Symbol- und Metaphernreichtum
Ressourcen können in der Natur mittels Symbolen und Metaphern aufgedeckt werden. Grenzen der Belastbarkeit, z.B. an natürlichen Grenzen wie einer undurchdringlichen Brombeerhecke, laden zur Erprobung ein. Wachstum und Entwicklung finden erfahrungsgemäß immer an den Grenzen unserer „Komfortzone“ statt. Diese Komfortzone müssen Patient*innen verlassen, wenn sie die Natur betreten und sich für neue Erfahrungen öffnen. Hierbei gibt es viele Möglichkeiten des Explorierens und des Ausprobierens. Aktiv muss eine Auswahl getroffen, müssen Entscheidungen gefällt werden. Dabei ist es unerlässlich, sich mit den eigenen Vorlieben auseinanderzusetzen.
„Wer sich mit der Natur beschäftigt, versteht auch alles andere besser“
(Albert Einstein)
Patient*innen fühlen sich nach der Therapie im Grünen meist entspannter, geerdet, der Kopf ist klarer und mehr Wohlbefinden spürbar.
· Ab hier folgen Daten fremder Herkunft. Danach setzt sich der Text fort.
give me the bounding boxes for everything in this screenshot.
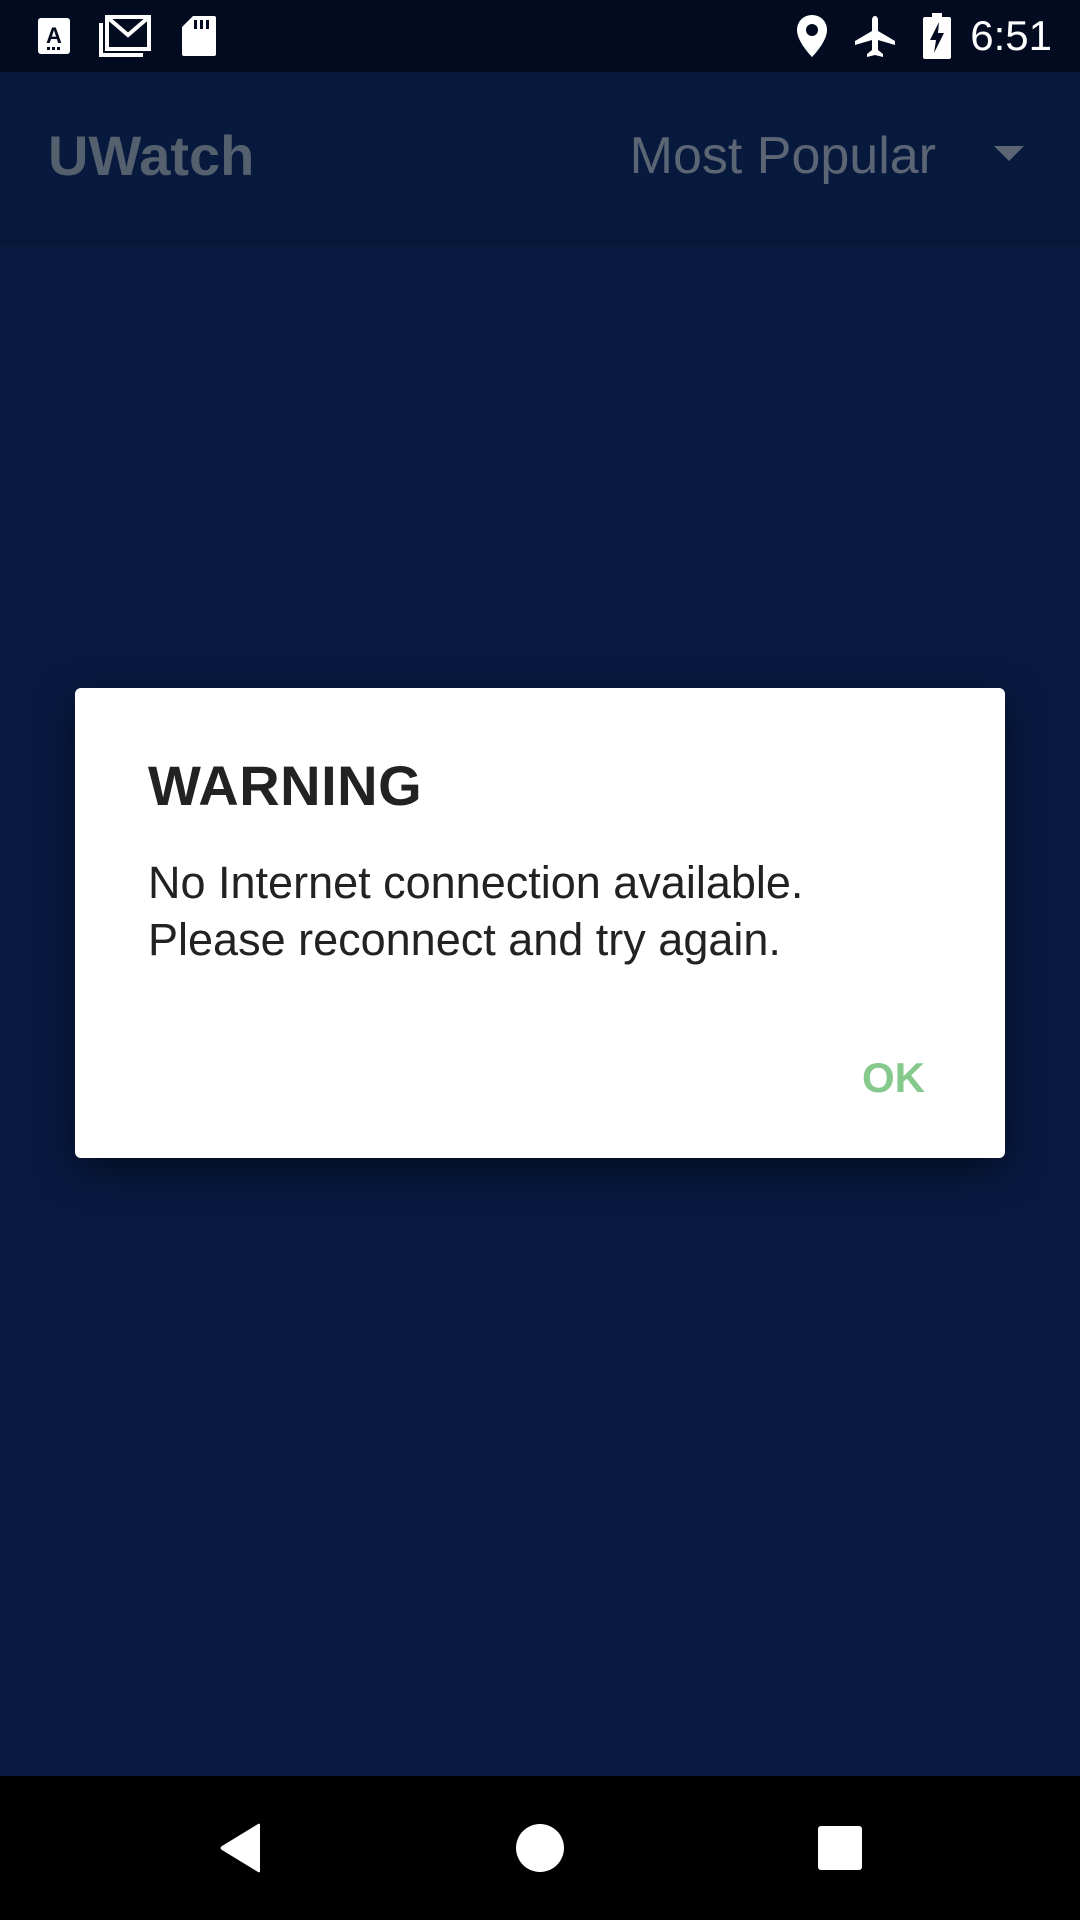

Eine Patientin meinte: „Achtsam in der Natur sein, bedeutet Leben“. Therapie unter freiem Himmel gibt Patient*innen den Raum für die unmittelbare Begegnung mit der Fülle des Lebendigen. Der Alltag kann für eine Weile in die Ferne rücken, die digitale Welt hat hier keinen Platz, ebenso wenig Erwartungen und Bewertungen. Die Natur fordert nichts. Durch sinnliches Naturerleben kommen leibliche und seelische Prozesse in Gang, der Zugang zu Emotionen wird erleichtert. Freude und Genuss beim Anblick der Natur werden wieder möglich.